Good day lassies and laddies – today be International Talk Like a Pirate Day. Now those new to these waters may doubt that I truly be a pirate, but a pirate I be (the name of this blog not be a random assortment o’ titles. Each be truer than true). The sea runs through me veins, same as blood. (Though perhaps that be why they say I got anemia. Aye, I be here all week. Give a coin to yer barmaid.)
In honor of this fine day, I thought I’d offer you lot a brief lesson in speaking like a pirate (and a couple ideas if you have little ones).

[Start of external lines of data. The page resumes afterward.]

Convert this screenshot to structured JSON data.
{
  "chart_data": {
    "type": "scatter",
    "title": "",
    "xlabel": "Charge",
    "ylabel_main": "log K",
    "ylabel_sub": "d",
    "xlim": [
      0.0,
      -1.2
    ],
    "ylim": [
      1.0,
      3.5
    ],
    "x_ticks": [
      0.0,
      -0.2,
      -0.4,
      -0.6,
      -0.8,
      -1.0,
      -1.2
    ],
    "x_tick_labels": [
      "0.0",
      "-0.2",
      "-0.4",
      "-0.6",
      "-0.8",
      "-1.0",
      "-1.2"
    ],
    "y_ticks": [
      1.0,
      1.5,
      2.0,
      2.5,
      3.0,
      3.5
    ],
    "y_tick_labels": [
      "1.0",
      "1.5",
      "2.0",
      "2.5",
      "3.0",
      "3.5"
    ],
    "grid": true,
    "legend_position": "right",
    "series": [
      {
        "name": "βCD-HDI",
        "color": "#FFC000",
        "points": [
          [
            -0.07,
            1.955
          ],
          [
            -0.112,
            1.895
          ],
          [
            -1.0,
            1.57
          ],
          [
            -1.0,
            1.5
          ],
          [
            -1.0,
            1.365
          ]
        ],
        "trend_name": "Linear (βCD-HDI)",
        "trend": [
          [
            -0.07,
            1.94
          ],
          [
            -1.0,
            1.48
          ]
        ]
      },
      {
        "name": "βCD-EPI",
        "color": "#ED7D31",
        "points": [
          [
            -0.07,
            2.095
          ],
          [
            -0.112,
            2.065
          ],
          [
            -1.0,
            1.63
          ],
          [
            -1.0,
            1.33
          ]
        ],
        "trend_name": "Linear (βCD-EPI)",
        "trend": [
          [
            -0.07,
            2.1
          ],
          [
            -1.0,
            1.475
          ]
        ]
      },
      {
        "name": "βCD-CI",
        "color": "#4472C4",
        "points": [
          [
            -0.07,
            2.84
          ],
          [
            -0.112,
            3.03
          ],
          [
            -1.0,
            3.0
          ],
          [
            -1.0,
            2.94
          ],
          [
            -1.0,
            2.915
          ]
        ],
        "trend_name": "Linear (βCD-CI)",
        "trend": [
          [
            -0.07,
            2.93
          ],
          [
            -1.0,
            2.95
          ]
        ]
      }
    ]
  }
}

Lesson the first, be descriptive. If you run into an ignorant fool, you could call him a daft sprog who couldn’t find the sharp end of a sword. If you wish to insult someone, ten words are better than two. I could tell a blackguard to bugger off, but it be far more threatening to tell them that unless they leave me be I’ll strip ’em, bind ’em and keelhaul ’em. (If you’ve no idea what keelhauling be, you can turn to Google, or accept that it be far worse a punishment than walking a plank. Which by the by, only brethren of the fictional kind dole out)
Lesson the second, it’s arrr. Argh be what the round boy with the beagle say. Yarr be an acceptable alternative.
Lesson the third, if you can’t find words, a threatening scowl will do.
Lesson the fourth… where be the rum?
Now, if you be a pirate parent looking for some fun with the littler members of your crew, don’t be afeard that it be too scary for the likes of them. Pirates need to learn about navigating- so it’s a fine time to teach your sprogs about the stars and the points of a compass. You can always bury treasure in yer yard and leave them a treasure map. (Or you can hide the treasure in the house if you worry about what they might do with shovels!)
If yer crew be older, it’s a fine time to teach them about the rules that pirates lived by. You only became a Captain of a ship if you proved yerself to the crew- it came by a vote. An’ pirates even had an insurance plan o’ sort- you were compensated if you lost a limb in battle. Pirate crews were one of the few places that had no borders. Didn’t matter where ye hailed from, so long as ye did the work. (An’ despite what they say, it weren’t too unusual for women to take to the seas. Though usually it were as merchant sailors)
And just because, here be a picture o’ me dressed like Jack Sparrow. Years ago, TheBoy made plans to be Sparrow for All Hallow’s Eve. As fate would have it, he were unable to attend the party, so instead, I drank some rum and wore the wig.